Sono stato incaricato dai Signori Paolo Picchiotti e Sandro Picchiotti di comunicarvi quanto segue.
Lo scorso 30.06.2020, è stato pubblicato sulla vostra testata un articolo dal titolo “Il ritorno di Cantieri Navali Leopard”, avente ad oggetto una asserita “ripresa” delle attività dei Cantieri Navali Leopard, che, “ispirandosi” – rinnovandolo – a quello che fu lo storico cantiere Picchiotti e Figli, fondato nel 1907 e successivamente ribattezzato, nel 1935, con il marchio Cantiere Navale Arno”, sarebbero pronti a rilanciare sul mercato “imbarcazioni di alluminio da 28 a 38 metri, disegnate da Paolo Giordano che saranno una vera e propria evoluzione di quelle che sono state le barche Leopard”.
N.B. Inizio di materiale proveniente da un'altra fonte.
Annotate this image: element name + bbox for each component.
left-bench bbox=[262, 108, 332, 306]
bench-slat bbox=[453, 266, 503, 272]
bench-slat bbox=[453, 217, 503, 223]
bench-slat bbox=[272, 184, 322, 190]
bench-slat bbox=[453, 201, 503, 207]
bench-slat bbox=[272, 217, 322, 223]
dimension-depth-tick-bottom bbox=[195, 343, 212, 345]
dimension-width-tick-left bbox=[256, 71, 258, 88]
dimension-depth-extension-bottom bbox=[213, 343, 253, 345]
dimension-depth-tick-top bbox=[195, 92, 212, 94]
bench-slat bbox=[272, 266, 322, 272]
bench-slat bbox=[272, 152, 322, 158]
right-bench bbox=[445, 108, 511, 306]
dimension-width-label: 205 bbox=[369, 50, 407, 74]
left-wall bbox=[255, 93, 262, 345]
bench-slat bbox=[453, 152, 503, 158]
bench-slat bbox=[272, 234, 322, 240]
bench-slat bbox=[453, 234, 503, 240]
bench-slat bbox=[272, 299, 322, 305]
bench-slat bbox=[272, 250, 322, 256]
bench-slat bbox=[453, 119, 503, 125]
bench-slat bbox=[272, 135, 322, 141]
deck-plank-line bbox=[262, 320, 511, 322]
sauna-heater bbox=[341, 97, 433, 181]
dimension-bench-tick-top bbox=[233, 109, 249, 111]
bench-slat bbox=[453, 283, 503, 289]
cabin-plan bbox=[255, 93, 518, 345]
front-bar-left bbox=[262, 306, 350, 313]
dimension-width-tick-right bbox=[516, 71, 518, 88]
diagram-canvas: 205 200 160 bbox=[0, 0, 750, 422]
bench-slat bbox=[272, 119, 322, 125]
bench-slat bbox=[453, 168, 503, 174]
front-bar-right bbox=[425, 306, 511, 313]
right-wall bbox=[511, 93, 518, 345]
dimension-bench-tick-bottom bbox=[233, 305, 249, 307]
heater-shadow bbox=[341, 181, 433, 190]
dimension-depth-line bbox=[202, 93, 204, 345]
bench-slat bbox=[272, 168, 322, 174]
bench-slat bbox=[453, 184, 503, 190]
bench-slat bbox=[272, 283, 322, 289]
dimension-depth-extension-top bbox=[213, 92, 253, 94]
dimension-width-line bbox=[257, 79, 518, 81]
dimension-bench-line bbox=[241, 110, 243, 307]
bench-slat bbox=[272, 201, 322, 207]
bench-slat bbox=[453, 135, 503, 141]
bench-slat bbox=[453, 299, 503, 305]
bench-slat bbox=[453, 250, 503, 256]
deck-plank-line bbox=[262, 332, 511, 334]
I miei assistiti ritengono che il modo in cui è stato scritto, con copiosi richiami alla storia imprenditoriale della famiglia Picchiotti ed in particolare alle loro prestigiose imbarcazioni da diporto della serie “Leopard”, sia tale da poter da ingenerare confusione nei lettori e gli appassionati, tra la loro famiglia, la loro storia e le imbarcazioni da loro portate al successo, con l’attività dei suddetti Cantieri, di nuova formazione, che con quello a loro appartenuto non hanno assolutamente niente in comune, tranne la denominazione, e coi quali precisano di non avere né avere mai avuto alcun coinvolgimento.